Goldenseal is pretty good at reconciling bank accounts, but our new accounting software is better. The list of transactions loads almost instantly. It’s easier to switch from one account to another. But there still is a rough spot: what do you do when the bank statement doesn’t match what you entered?

Sometimes it happens because of typos, or bad data from faded/crumpled receipts. Sometimes it’s because of Walmart. They have a bad habit of adding an extra penny to sales tax for online orders, but then rounding correctly on the actual charge.  The result is a Reconcile line item that’s off by a penny.

Goldenseal has no easy way to fix that kind of error while the middle of a Reconcile. The quickest goes like this:

      1. Remember or write down the error.
      2. Leave the Reconcile window.
      3. Find the bank transaction and change its status to Void.
      4. Save changes. That removes Paid status from the purchase and unlocks it.
      5. Open the purchase, and enter the proper amount.
      6. Go back to the bank transaction, and also give it the proper amount.
      7. Change payment status to Entered, and save changes. That also updates the purchase.
      8. Go back to Reconcile and try again.

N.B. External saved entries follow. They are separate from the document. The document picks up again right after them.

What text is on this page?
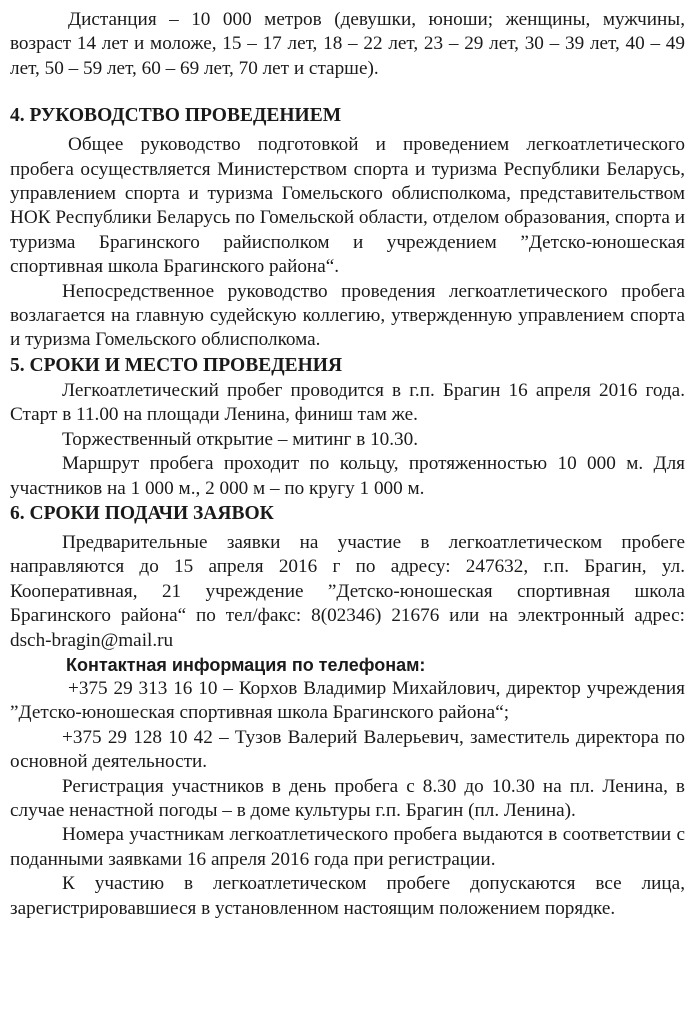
Дистанция – 10 000 метров (девушки, юноши; женщины, мужчины, возраст 14 лет и моложе, 15 – 17 лет, 18 – 22 лет, 23 – 29 лет, 30 – 39 лет, 40 – 49 лет, 50 – 59 лет, 60 – 69 лет, 70 лет и старше).

4. РУКОВОДСТВО ПРОВЕДЕНИЕМ

Общее руководство подготовкой и проведением легкоатлетического пробега осуществляется Министерством спорта и туризма Республики Беларусь, управлением спорта и туризма Гомельского облисполкома, представительством НОК Республики Беларусь по Гомельской области, отделом образования, спорта и туризма Брагинского райисполком и учреждением ”Детско-юношеская спортивная школа Брагинского района“.

Непосредственное руководство проведения легкоатлетического пробега возлагается на главную судейскую коллегию, утвержденную управлением спорта и туризма Гомельского облисполкома.

5. СРОКИ И МЕСТО ПРОВЕДЕНИЯ

Легкоатлетический пробег проводится в г.п. Брагин 16 апреля 2016 года. Старт в 11.00 на площади Ленина, финиш там же.

Торжественный открытие – митинг в 10.30.

Маршрут пробега проходит по кольцу, протяженностью 10 000 м. Для участников на 1 000 м., 2 000 м – по кругу 1 000 м.

6. СРОКИ ПОДАЧИ ЗАЯВОК

Предварительные заявки на участие в легкоатлетическом пробеге направляются до 15 апреля 2016 г по адресу: 247632, г.п. Брагин, ул. Кооперативная, 21 учреждение ”Детско-юношеская спортивная школа Брагинского района“ по тел/факс: 8(02346) 21676 или на электронный адрес: dsch-bragin@mail.ru

Контактная информация по телефонам:

+375 29 313 16 10 – Корхов Владимир Михайлович, директор учреждения ”Детско-юношеская спортивная школа Брагинского района“;

+375 29 128 10 42 – Тузов Валерий Валерьевич, заместитель директора по основной деятельности.

Регистрация участников в день пробега с 8.30 до 10.30 на пл. Ленина, в случае ненастной погоды – в доме культуры г.п. Брагин (пл. Ленина).

Номера участникам легкоатлетического пробега выдаются в соответствии с поданными заявками 16 апреля 2016 года при регистрации.

К участию в легкоатлетическом пробеге допускаются все лица, зарегистрировавшиеся в установленном настоящим положением порядке.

More than three weeks ago, our staff set out to improve that. The goal was to do the One Penny Tango in just a step or two. Except, we ran into bugs. Many bugs. One crashed the new accounting app. Several were due to changes in bank transactions. One zapped the purchase record in the database. That took a couple days to track down: a lingering problem in how we mark records as “dirty” so they’ll be saved.

The Walmart problem is almost fixed now. You can double-click in the Reconcile window, and see the bank transaction. Then right-click to see the purchase. You can change them and save, but we haven’t tested the posting yet. That will be tricky. It also needs to update the line item in Reconcile.

Adding those pop-up transactions is a big design change. We’ll need to play with it for a while, and see how well it works in real life. If good, the same thing can happen in all the other action windows: Pay Bills, Project Billing, Deposit Funds, Job Costing, etc.

Linking from one record to another is a big strength in our software. Usually it’s easy to get from here to there. The links also are a PITA for our programmers. They make a complex web, with so many ways to go wrong.